Another common expense is childcare, whether you’re paying for a private in-home nanny, full-time daycare, or even just a babysitter on a Friday night. Here are some things to consider when it comes to earning points and miles on these expenses:
1. Check your daycare provider’s credit card policy. Many private daycare providers will accept credit cards as a form of payment. However, it’s important to check and make sure that they don’t charge a fee for doing so, as that could negate any earnings. For example, the daycare where we enrolled Evy (starting in March) charges a 3% fee for credit card transactions. I don’t have any cards that would give me a return that would cover that fee.
However, if your daycare takes credit cards with no fee, go for it! According to the National Association of Child Care Resources & Referral Agencies (NACCRRA), center-based daycare costs an average of $11,666 per year in the United States. You could use a card like the Starwood Preferred Guest Credit Card from American Express (TPG values SPG points at 2.4 cents apiece) to earn 11,666 Starpoints for those expenses, which is almost enough for a free night in a Category 5 hotel like the St. Regis Abu Dhabi. Expenses like this would again be a good opportunity to meet minimum spending requirements ad earn sign-up bonuses for whatever cards suit your needs.
2. Consider Care.com. While my wife and I have not yet considered a night out (after all, Evy is only three and a half weeks old!), Care.com is a popular site for hiring across the spectrum of child care services. You can also make payments directly to care providers using a credit card, so this is a great way to avoid writing checks or taking out cash.

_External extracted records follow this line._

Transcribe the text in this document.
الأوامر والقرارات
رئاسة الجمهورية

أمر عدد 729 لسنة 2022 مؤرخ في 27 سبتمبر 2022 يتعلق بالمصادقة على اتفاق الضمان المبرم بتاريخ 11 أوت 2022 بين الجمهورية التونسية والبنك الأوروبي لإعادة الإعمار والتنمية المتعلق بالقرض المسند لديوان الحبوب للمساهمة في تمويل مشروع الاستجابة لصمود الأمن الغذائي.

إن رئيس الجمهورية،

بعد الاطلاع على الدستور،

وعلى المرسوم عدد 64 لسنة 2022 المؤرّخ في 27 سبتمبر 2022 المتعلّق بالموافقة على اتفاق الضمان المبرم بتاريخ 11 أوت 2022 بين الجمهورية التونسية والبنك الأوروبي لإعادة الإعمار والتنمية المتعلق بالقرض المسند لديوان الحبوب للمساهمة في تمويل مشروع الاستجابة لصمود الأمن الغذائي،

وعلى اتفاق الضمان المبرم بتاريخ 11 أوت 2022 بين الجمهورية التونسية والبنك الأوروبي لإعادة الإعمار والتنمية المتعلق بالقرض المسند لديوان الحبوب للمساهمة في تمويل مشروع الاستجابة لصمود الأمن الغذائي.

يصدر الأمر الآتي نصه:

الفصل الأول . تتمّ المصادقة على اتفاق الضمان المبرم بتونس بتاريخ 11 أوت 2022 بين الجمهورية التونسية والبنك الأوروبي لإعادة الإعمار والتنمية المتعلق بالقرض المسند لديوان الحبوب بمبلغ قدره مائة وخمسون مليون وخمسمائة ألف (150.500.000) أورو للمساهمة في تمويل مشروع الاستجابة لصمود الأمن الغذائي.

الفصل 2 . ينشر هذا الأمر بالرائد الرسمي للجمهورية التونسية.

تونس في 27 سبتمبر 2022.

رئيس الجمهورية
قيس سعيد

3. Consider using a prepaid debit card. This is probably the least desirable option, mainly because retailers of reloadable prepaid cards have all but eliminated the ability to purchase these with a credit card. However, if you have a local supermarket or pharmacy that somehow still allows you to purchase things like Green Dot MoneyPaks, you can then apply those balances to your prepaid debit card, like American Express Bluebird or Serve. These cards then allow you to cut checks to individuals that don’t take credit cards.
Having a kid can be an expensive proposition, but as award travel enthusiasts know, spending and earning tend to go hand in hand. I’m still navigating the ins and outs of fatherhood, but my wife and I are taking advantage of every opportunity to maximize our purchases for Evy. I hope these strategies have been helpful for parents (and soon-to-be parents), as well as those who need to purchase gifts for loved ones who are expecting.
What are your favorite ways to maximize purchases for your kids?